Apply to Yale Law School and want access to your student records? Is there a mistake in them you need to correct? Well, too bad; the school can’t help you anymore.
According to an article in the New Republic:
That was the takeaway from Yale Law School Dean Robert Post’s annual “State of the School” address last Tuesday. In frank terms, he explained that students who requested access to their educational records under the Family Education Rights and Privacy Act (FERPA) would no longer be receiving the fat file they expected. To avoid being forced to hand over a wide range of documents in response to a flood of recent student requests, the school had decided to destroy its student admissions evaluation records along with any notations made by the career development office in individual student files.
FERPA was designed to fulfill at least two major objectives: to allow students to access and correct inaccuracies in their own records, and to prohibit schools from publicly disclosing students’ identifying information.
Yale will have none of that.
The article points out that the school is understandably reluctant (and not entirely able) to handle very many requests for student records. Earlier this year one law student sent an email to fellow students explaining step-by-step how to request records. But it didn’t matter, because the school was ahead of them:
The advice came too late. Without advance warning to the student body, all of the admissions evaluation data in students’ files was deleted on February 22, 2015; additional information maintained by the career development office was deleted on March 3.
This allowed the institution to avoid having to handle widespread requests and also, probably more importantly, prevents anyone from knowing if any violations occurred in the process.
Oddly, despite all this lawyering, and efforts by arguably some of the most accomplished law students in the country, this is legal.

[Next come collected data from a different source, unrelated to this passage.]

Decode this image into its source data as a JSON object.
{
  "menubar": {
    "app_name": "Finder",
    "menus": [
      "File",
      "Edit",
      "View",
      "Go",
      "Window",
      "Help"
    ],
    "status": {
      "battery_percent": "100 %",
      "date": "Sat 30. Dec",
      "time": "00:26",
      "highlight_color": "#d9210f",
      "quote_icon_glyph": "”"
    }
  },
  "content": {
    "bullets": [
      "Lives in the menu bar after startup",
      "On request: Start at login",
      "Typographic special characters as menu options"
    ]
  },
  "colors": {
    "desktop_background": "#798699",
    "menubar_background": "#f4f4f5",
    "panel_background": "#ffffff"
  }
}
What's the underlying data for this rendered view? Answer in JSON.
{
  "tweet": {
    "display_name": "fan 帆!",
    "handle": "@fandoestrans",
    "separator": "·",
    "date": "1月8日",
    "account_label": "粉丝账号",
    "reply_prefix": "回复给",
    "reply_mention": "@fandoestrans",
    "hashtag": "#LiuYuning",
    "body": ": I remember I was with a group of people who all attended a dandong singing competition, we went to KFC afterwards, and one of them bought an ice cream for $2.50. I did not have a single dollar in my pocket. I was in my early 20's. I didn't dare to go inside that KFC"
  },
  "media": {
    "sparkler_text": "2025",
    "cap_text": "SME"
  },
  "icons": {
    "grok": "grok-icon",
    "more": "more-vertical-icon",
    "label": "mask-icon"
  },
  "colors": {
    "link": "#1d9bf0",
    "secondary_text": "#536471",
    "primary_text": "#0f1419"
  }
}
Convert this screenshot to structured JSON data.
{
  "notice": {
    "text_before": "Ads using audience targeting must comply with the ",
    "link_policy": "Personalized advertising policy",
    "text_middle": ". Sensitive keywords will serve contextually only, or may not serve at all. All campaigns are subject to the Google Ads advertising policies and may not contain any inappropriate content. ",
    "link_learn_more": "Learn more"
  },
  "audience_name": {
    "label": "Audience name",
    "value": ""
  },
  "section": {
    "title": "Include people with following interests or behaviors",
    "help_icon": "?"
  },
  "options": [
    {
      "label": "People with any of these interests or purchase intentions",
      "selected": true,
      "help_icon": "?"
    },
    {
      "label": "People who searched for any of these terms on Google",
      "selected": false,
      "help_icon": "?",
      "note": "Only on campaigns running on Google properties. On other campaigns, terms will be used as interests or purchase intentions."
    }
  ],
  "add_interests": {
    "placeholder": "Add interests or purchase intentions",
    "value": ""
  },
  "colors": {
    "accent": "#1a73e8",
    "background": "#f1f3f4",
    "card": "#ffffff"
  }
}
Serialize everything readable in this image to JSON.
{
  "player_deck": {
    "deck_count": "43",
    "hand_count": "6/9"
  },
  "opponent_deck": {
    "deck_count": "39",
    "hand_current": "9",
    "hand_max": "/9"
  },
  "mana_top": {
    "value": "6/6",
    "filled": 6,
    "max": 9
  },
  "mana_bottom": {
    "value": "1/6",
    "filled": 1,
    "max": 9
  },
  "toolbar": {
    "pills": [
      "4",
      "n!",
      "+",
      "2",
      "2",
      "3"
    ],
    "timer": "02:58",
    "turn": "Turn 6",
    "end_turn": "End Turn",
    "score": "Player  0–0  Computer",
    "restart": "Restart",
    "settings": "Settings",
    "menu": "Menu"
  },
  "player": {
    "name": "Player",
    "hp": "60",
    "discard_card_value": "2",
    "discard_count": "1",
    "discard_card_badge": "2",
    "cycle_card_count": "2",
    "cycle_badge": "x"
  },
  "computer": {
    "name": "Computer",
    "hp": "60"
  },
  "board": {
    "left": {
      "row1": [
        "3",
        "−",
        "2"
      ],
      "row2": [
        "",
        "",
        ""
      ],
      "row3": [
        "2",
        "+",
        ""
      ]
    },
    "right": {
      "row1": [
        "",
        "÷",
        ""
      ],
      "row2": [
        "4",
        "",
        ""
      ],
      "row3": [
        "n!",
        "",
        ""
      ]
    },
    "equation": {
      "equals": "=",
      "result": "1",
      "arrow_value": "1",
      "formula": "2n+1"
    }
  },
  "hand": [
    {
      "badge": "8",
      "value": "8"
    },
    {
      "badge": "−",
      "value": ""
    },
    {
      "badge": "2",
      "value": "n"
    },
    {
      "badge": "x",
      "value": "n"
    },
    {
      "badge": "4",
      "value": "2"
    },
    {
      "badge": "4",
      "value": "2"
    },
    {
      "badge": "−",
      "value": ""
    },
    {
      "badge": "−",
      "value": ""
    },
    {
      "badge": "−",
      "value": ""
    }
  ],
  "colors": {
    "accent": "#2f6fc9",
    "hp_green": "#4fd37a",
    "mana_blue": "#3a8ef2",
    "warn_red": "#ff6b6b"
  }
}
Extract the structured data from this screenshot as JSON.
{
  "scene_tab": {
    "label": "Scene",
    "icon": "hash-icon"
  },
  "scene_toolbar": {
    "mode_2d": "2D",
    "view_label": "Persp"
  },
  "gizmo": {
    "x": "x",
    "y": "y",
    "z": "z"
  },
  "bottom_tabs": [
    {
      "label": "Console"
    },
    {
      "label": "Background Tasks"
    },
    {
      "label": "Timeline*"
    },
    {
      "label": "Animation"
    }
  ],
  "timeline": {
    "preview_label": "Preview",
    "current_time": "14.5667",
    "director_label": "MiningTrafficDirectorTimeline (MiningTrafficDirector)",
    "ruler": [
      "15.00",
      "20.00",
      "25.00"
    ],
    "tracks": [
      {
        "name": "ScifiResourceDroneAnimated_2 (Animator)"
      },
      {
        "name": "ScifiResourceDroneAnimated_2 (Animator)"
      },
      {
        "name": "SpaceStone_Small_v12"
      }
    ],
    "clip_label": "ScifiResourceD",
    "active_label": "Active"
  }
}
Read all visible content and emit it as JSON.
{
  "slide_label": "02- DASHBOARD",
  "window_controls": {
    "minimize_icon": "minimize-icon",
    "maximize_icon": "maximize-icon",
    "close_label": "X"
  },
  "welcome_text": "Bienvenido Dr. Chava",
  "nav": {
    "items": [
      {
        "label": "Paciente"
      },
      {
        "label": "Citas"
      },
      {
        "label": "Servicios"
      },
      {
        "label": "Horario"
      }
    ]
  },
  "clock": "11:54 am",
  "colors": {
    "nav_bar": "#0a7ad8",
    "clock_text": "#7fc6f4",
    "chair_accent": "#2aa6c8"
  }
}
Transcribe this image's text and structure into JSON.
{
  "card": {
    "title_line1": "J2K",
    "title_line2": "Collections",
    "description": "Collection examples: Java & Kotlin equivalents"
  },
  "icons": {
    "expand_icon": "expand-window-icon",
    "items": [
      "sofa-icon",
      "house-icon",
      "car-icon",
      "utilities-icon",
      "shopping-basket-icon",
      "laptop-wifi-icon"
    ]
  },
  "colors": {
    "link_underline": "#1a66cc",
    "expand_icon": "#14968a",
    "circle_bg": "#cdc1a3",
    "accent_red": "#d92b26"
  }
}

While FERPA was designed to give students access to their information, it was written so vaguely that it allows schools to do the exact opposite legally.
That’s because the law says nothing about notice requirements (schools don’t have to indicate when or if they’re changing their polices on student documents), fees (school can charge as much or as little as they want for access to records), and actual rules about record retention (students have access to their records, but the law says nothing about how long schools have to keep the records around).
Oddly, the man responsible for drafting and promoting FERPA, in order to give students and their families access to and control over their own records, was James L. Buckley, U.S. Senator from New York from 1971 to 1977.
Buckley graduated from Yale Law in 1949.